Proceedings of the National Academy of Sciences of the United States of America (2014-07-23)
Joost Boele, Helena Persson, Jay W Shin, Yuri Ishizu, Inga S Newie, Rolf Søkilde, Shannon M Hawkins, Cristian Coarfa, Kazuhiro Ikeda, Ken-ichi Takayama, Kuniko Horie-Inoue, Yoshinari Ando, A Maxwell Burroughs, Chihiro Sasaki, Chizuru Suzuki, Mizuho Sakai, Shintaro Aoki, Ayumi Ogawa, Akira Hasegawa, Marina Lizio, Kaoru Kaida, Bas Teusink, Piero Carninci, Harukazu Suzuki, Satoshi Inoue, Preethi H Gunaratne, Carlos Rovira, Yoshihide Hayashizaki, Michiel J L de Hoon
ZUSAMMENFASSUNG

Next-generation sequencing experiments have shown that microRNAs (miRNAs) are expressed in many different isoforms (isomiRs), whose biological relevance is often unclear.
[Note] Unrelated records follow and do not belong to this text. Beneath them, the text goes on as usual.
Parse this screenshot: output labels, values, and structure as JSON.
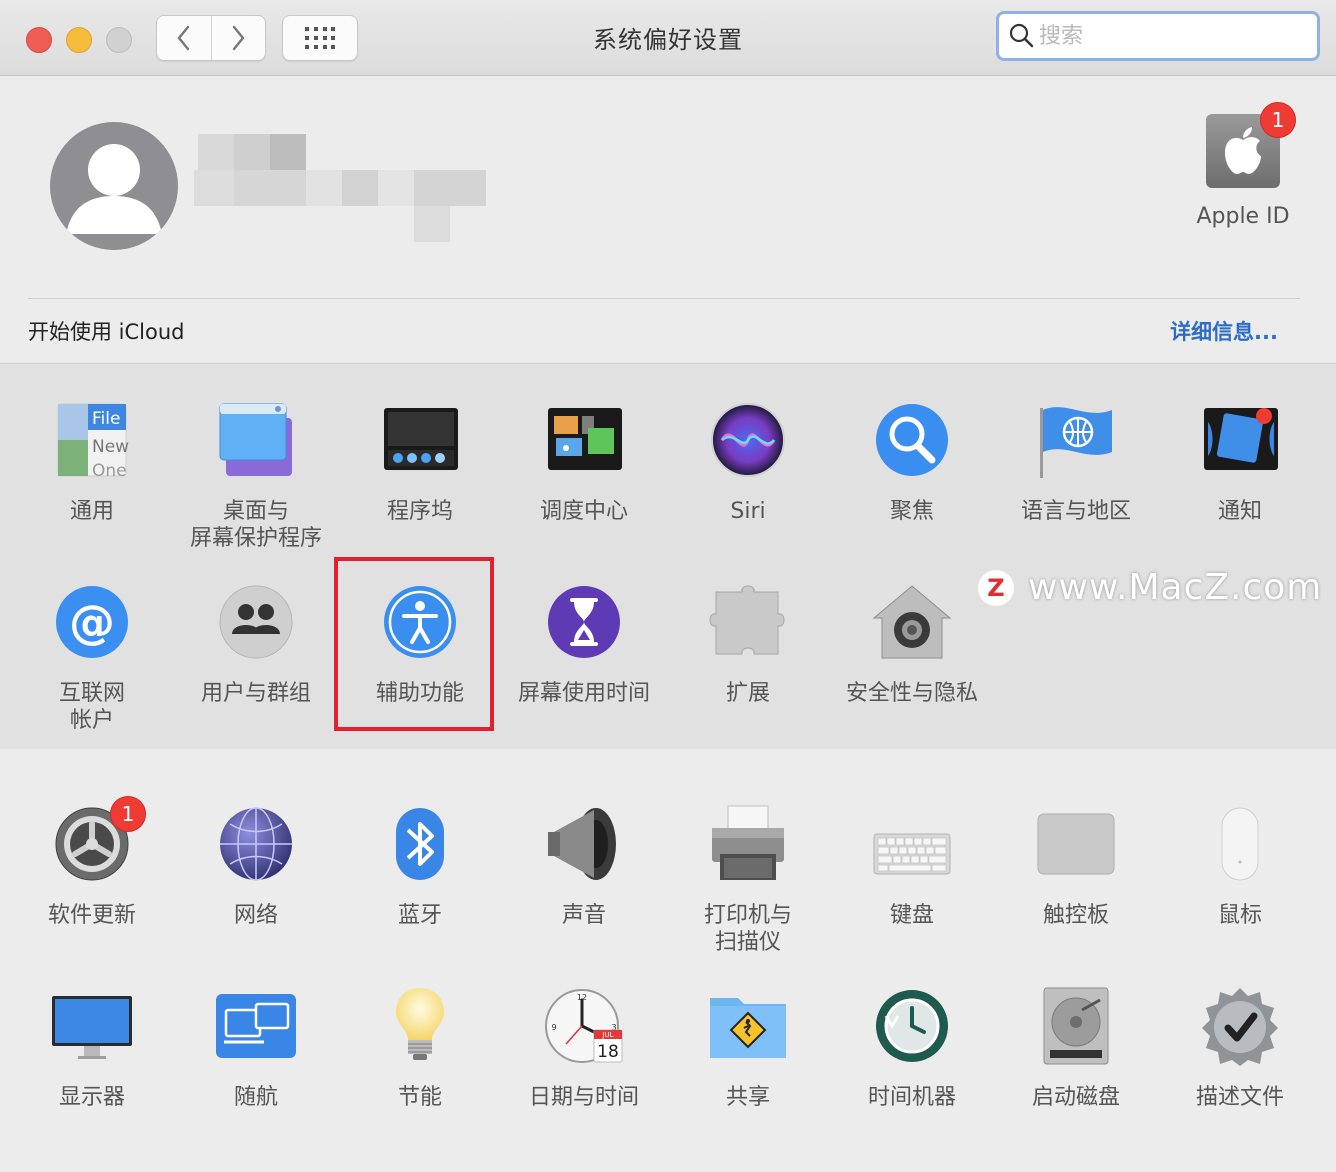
{
  "window": {
    "title": "系统偏好设置",
    "search_placeholder": "搜索"
  },
  "account": {
    "appleid_label": "Apple ID",
    "appleid_badge": "1",
    "icloud_text": "开始使用 iCloud",
    "details_link": "详细信息..."
  },
  "row1": [
    {
      "label": "通用",
      "icon": "general-icon"
    },
    {
      "label": "桌面与\n屏幕保护程序",
      "icon": "desktop-screensaver-icon"
    },
    {
      "label": "程序坞",
      "icon": "dock-icon"
    },
    {
      "label": "调度中心",
      "icon": "mission-control-icon"
    },
    {
      "label": "Siri",
      "icon": "siri-icon"
    },
    {
      "label": "聚焦",
      "icon": "spotlight-icon"
    },
    {
      "label": "语言与地区",
      "icon": "language-region-icon"
    },
    {
      "label": "通知",
      "icon": "notifications-icon"
    }
  ],
  "row2": [
    {
      "label": "互联网\n帐户",
      "icon": "internet-accounts-icon"
    },
    {
      "label": "用户与群组",
      "icon": "users-groups-icon"
    },
    {
      "label": "辅助功能",
      "icon": "accessibility-icon"
    },
    {
      "label": "屏幕使用时间",
      "icon": "screen-time-icon"
    },
    {
      "label": "扩展",
      "icon": "extensions-icon"
    },
    {
      "label": "安全性与隐私",
      "icon": "security-privacy-icon"
    }
  ],
  "row3": [
    {
      "label": "软件更新",
      "icon": "software-update-icon",
      "badge": "1"
    },
    {
      "label": "网络",
      "icon": "network-icon"
    },
    {
      "label": "蓝牙",
      "icon": "bluetooth-icon"
    },
    {
      "label": "声音",
      "icon": "sound-icon"
    },
    {
      "label": "打印机与\n扫描仪",
      "icon": "printers-scanners-icon"
    },
    {
      "label": "键盘",
      "icon": "keyboard-icon"
    },
    {
      "label": "触控板",
      "icon": "trackpad-icon"
    },
    {
      "label": "鼠标",
      "icon": "mouse-icon"
    }
  ],
  "row4": [
    {
      "label": "显示器",
      "icon": "displays-icon"
    },
    {
      "label": "随航",
      "icon": "sidecar-icon"
    },
    {
      "label": "节能",
      "icon": "energy-saver-icon"
    },
    {
      "label": "日期与时间",
      "icon": "date-time-icon"
    },
    {
      "label": "共享",
      "icon": "sharing-icon"
    },
    {
      "label": "时间机器",
      "icon": "time-machine-icon"
    },
    {
      "label": "启动磁盘",
      "icon": "startup-disk-icon"
    },
    {
      "label": "描述文件",
      "icon": "profiles-icon"
    }
  ],
  "date_icon": {
    "month": "JUL",
    "day": "18"
  },
  "general_icon": {
    "line1": "File",
    "line2": "New",
    "line3": "One"
  },
  "watermark": {
    "letter": "Z",
    "text": "www.MacZ.com"
  }
}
We found that mature miR-21, the most widely researched miRNA because of its importance in human disease, is produced in two prevalent isomiR forms that differ by 1 nt at their 3' end, and moreover that the 3' end of miR-21 is posttranscriptionally adenylated by the noncanonical poly(A) polymerase PAPD5. PAPD5 knockdown caused an increase in the miR-21 expression level, suggesting that PAPD5-mediated adenylation of miR-21 leads to its degradation. Exoribonuclease knockdown experiments followed by small-RNA sequencing suggested that PARN degrades miR-21 in the 3'-to-5' direction. In accordance with this model, microarray expression profiling demonstrated that PAPD5 knockdown results in a down-regulation of miR-21 target mRNAs. We found that disruption of the miR-21 adenylation and degradation pathway is a general feature in tumors across a wide range of tissues, as evidenced by data from The Cancer Genome Atlas, as well as in the noncancerous proliferative disease psoriasis. We conclude that PAPD5 and PARN mediate degradation of oncogenic miRNA miR-21 through a tailing and trimming process, and that this pathway is disrupted in cancer and other proliferative diseases.